The Advertiser’s Dilemma. How truthiness and post-truth cost more than money.
I earn a living by propagating lies, toxicity, and bullying. Yes, that’s right. I’m an advertiser. So why I am picking now to care about my dark art? Well, my children are tweens (10 and 12) and at an age where my daughter in particular is spending a lot of time on her phone.
Like most parents, we try and monitor their access. Actually, more than most — if you spent as much time looking at social media as I do, you’d probably be wearing gloves and a hazmat suit when you handed over the phone. My son is easy. He likes football forums and one-line texts from his friends (‘bus @ 8, bro?’) My daughter is different. Like many young girls, she is chatty and likes sharing pictures of her pets and watching YouTubers unboxing things.

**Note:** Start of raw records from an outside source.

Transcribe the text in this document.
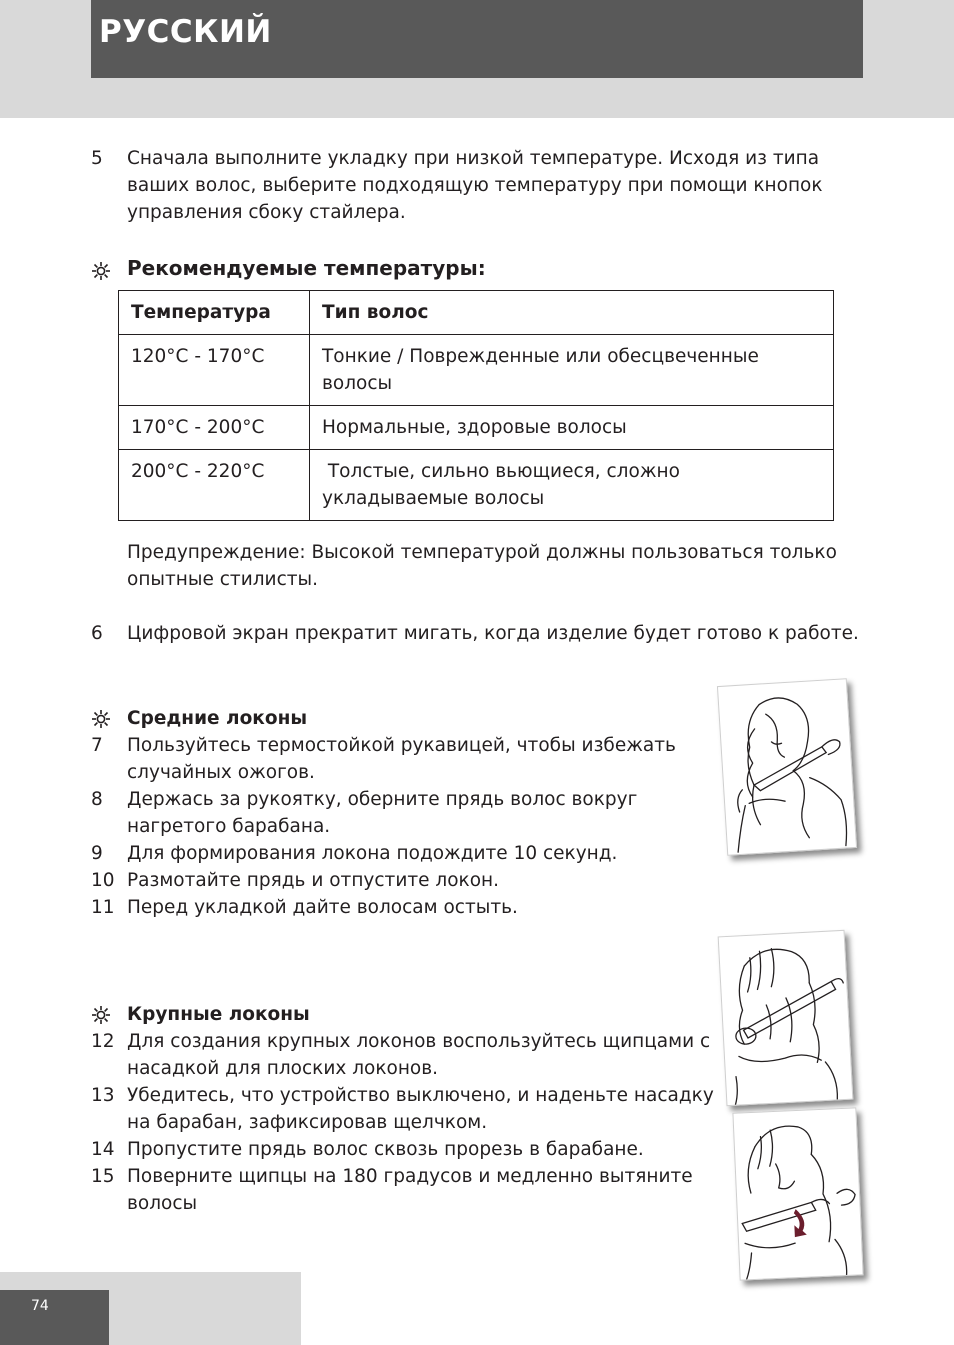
РУССКИЙ
5 Сначала выполните укладку при низкой температуре. Исходя из типа
ваших волос, выберите подходящую температуру при помощи кнопок
управления сбоку стайлера.
Рекомендуемые температуры:
Температура	Тип волос
120°C - 170°C	Тонкие / Поврежденные или обесцвеченные
волосы

170°C - 200°C	Нормальные, здоровые волосы

200°C - 220°C	Толстые, сильно вьющиеся, сложно
укладываемые волосы
Предупреждение: Высокой температурой должны пользоваться только
опытные стилисты.
6 Цифровой экран прекратит мигать, когда изделие будет готово к работе.
Средние локоны
7 Пользуйтесь термостойкой рукавицей, чтобы избежать
случайных ожогов.
8 Держась за рукоятку, оберните прядь волос вокруг
нагретого барабана.
9 Для формирования локона подождите 10 секунд.
10 Размотайте прядь и отпустите локон.
11 Перед укладкой дайте волосам остыть.
Крупные локоны
12 Для создания крупных локонов воспользуйтесь щипцами с
насадкой для плоских локонов.
13 Убедитесь, что устройство выключено, и наденьте насадку
на барабан, зафиксировав щелчком.
14 Пропустите прядь волос сквозь прорезь в барабане.
15 Поверните щипцы на 180 градусов и медленно вытяните
волосы
74
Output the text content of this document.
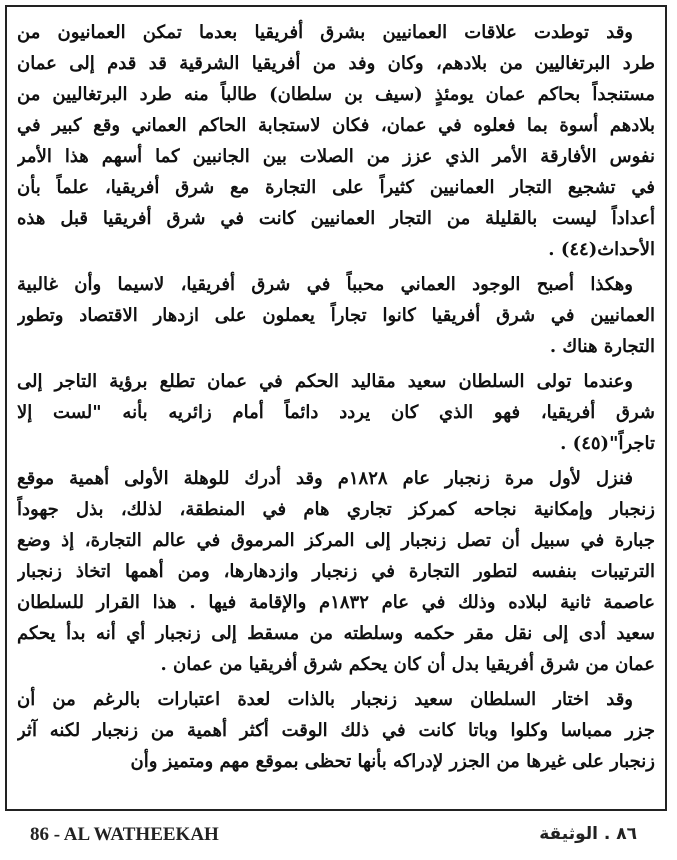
وقد توطدت علاقات العمانيين بشرق أفريقيا بعدما تمكن العمانيون من
طرد البرتغاليين من بلادهم، وكان وفد من أفريقيا الشرقية قد قدم إلى عمان
مستنجداً بحاكم عمان يومئذٍ (سيف بن سلطان) طالباً منه طرد البرتغاليين من
بلادهم أسوة بما فعلوه في عمان، فكان لاستجابة الحاكم العماني وقع كبير في
نفوس الأفارقة الأمر الذي عزز من الصلات بين الجانبين كما أسهم هذا الأمر
في تشجيع التجار العمانيين كثيراً على التجارة مع شرق أفريقيا، علماً بأن
أعداداً ليست بالقليلة من التجار العمانيين كانت في شرق أفريقيا قبل هذه
الأحداث(٤٤) .
وهكذا أصبح الوجود العماني محبباً في شرق أفريقيا، لاسيما وأن غالبية
العمانيين في شرق أفريقيا كانوا تجاراً يعملون على ازدهار الاقتصاد وتطور
التجارة هناك .
وعندما تولى السلطان سعيد مقاليد الحكم في عمان تطلع برؤية التاجر إلى
شرق أفريقيا، فهو الذي كان يردد دائماً أمام زائريه بأنه "لست إلا
تاجراً"(٤٥) .
فنزل لأول مرة زنجبار عام ١٨٢٨م وقد أدرك للوهلة الأولى أهمية موقع
زنجبار وإمكانية نجاحه كمركز تجاري هام في المنطقة، لذلك، بذل جهوداً
جبارة في سبيل أن تصل زنجبار إلى المركز المرموق في عالم التجارة، إذ وضع
الترتيبات بنفسه لتطور التجارة في زنجبار وازدهارها، ومن أهمها اتخاذ زنجبار
عاصمة ثانية لبلاده وذلك في عام ١٨٣٢م والإقامة فيها . هذا القرار للسلطان
سعيد أدى إلى نقل مقر حكمه وسلطته من مسقط إلى زنجبار أي أنه بدأ يحكم
عمان من شرق أفريقيا بدل أن كان يحكم شرق أفريقيا من عمان .
وقد اختار السلطان سعيد زنجبار بالذات لعدة اعتبارات بالرغم من أن
جزر ممباسا وكلوا وباتا كانت في ذلك الوقت أكثر أهمية من زنجبار لكنه آثر
زنجبار على غيرها من الجزر لإدراكه بأنها تحظى بموقع مهم ومتميز وأن
86 - AL WATHEEKAH	٨٦ . الوثيقة
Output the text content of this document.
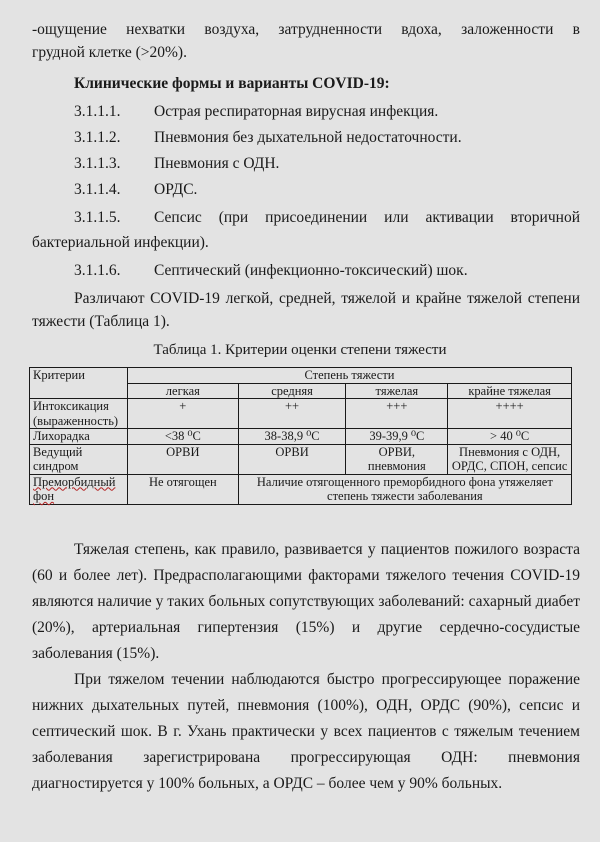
-ощущение нехватки воздуха, затрудненности вдоха, заложенности в
грудной клетке (>20%).
Клинические формы и варианты COVID-19:
3.1.1.1. Острая респираторная вирусная инфекция.
3.1.1.2. Пневмония без дыхательной недостаточности.
3.1.1.3. Пневмония с ОДН.
3.1.1.4. ОРДС.
3.1.1.5.	Сепсис (при присоединении или активации вторичной
бактериальной инфекции).
3.1.1.6. Септический (инфекционно-токсический) шок.
Различают COVID-19 легкой, средней, тяжелой и крайне тяжелой степени
тяжести (Таблица 1).
Таблица 1. Критерии оценки степени тяжести
Критерии	Степень тяжести			
	легкая	средняя	тяжелая	крайне тяжелая
Интоксикация (выраженность)	+	++	+++	++++
Лихорадка	<38 ⁰С	38-38,9 ⁰С	39-39,9 ⁰С	> 40 ⁰С
Ведущий синдром	ОРВИ	ОРВИ	ОРВИ, пневмония	Пневмония с ОДН, ОРДС, СПОН, сепсис
Преморбидный фон	Не отягощен	Наличие отягощенного преморбидного фона утяжеляет
степень тяжести заболевания		
Тяжелая степень, как правило, развивается у пациентов пожилого возраста
(60 и более лет). Предрасполагающими факторами тяжелого течения COVID-19
являются наличие у таких больных сопутствующих заболеваний: сахарный диабет
(20%), артериальная гипертензия (15%) и другие сердечно-сосудистые
заболевания (15%).
При тяжелом течении наблюдаются быстро прогрессирующее поражение
нижних дыхательных путей, пневмония (100%), ОДН, ОРДС (90%), сепсис и
септический шок. В г. Ухань практически у всех пациентов с тяжелым течением
заболевания зарегистрирована прогрессирующая ОДН: пневмония
диагностируется у 100% больных, а ОРДС – более чем у 90% больных.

I thought, and still do think, that she was too young to be given a phone. Over lockdown, however, it was a way for her to keep in touch with her friends. Now it’s a Genie that can’t be put back in its bottle.
The problem is that time and tech moved on. Cameras have taken over in a way that couldn’t have been imagined. George Orwell and Ray Bradbury’s dystopian visions of all-seeing eyes have been made real by mass consent and happy collaboration.
When I was young (1990s) a camera would only come out on special occasions. You had a couple of pictures taken at Christmas or your birthday when you were opening your presents (early unboxing images, right?) These days everything gets photographed. It’s no coincidence that surgeons and dentists were getting increased requests for facial procedures and teeth whitening in the Zoom WFH phenomena. We live in a visual world where we are judged by our looks more than ever before.
Airbrushed and unrealistic mages and videos present an unattainable standard of beauty. We know that this causes self-esteem issues and body image problems in young girls and, increasingly, young boys. Heck, it’s bad enough looking at it when you’re middle-aged!
Dove took a stand against this recently with their brilliant ‘Reverse Selfie’ ad (if you’re a parent, I dare you to watch it and not want to cry). One of the below-the-line comments from ‘Chloe- Anne’ is heart-breaking.
“This made me cry. I’m 19 years old and I wish so badly I hadn’t grown up with social media. It ruined my self-esteem and I became so good at editing pictures and doing makeup and losing weight … I wish I could go back and time and take my phone away.”
It’s not just the toxic soup of glossy fake imagery. The constant stream of anger and hate online can be overwhelming and depressing for even the most jaded. How on earth can we expect our children to develop a sense of perspective when all they see online is negativity?
As an advertiser, I have a massive internal struggle with this.
I know I’m part of the problem. The images I use in my ads are mostly filtered, manipulated and unreal but I know they will attract attention. Snarky obnoxious comments are horrible but I know they generate clicks. A negative comment or picture of a provocative celebrity will get far more engagement than a positive one.
Interestingly, when I was thinking of celebrities who can be guaranteed to send the internet into an overdrive of hate, female names immediately came into my head. Specifically, Meghan Markle and Victoria Beckham. I can’t think of a man who fires up the keyboard warriors to the same extent (maybe Meghan’s husband just at the moment).
On the face of it, both of those ladies are happily married, well-off and successful. Is this why people get angry at them? And what sort of message does that send out? We talk about wanting to empower our girls and encourage our boys to respect women. Now spend a couple of minutes reading some of the bile that gets flung at these two women and ask yourself who’s writing it? They can’t all be miserable loners living under a bridge somewhere.
The point here is that Social just does something to people. We say things that we would never say in real life and behave in a way that would be unacceptable in any other arena. This is what our children absorb.
So, what’s the answer? I don’t have one, I’m afraid. I wish I could tell you that I’m going to quit my job and become a Luddite guru taking a hammer to my Mac. But I’m not. I would, however, gently urge you one thing if you’ve read this far.
If you have young children, before giving into the cry of “Why can’t I have TikTok? EVERYONE in my class does!” grab yourself a glass of wine and reserve a couple of hours to watch it. Yes, I said a couple of hours, not 15 minutes. The average teen spends 9 hours a day on social. Then decide if it’s appropriate for your child (and please don’t forget to admire the online advertising.)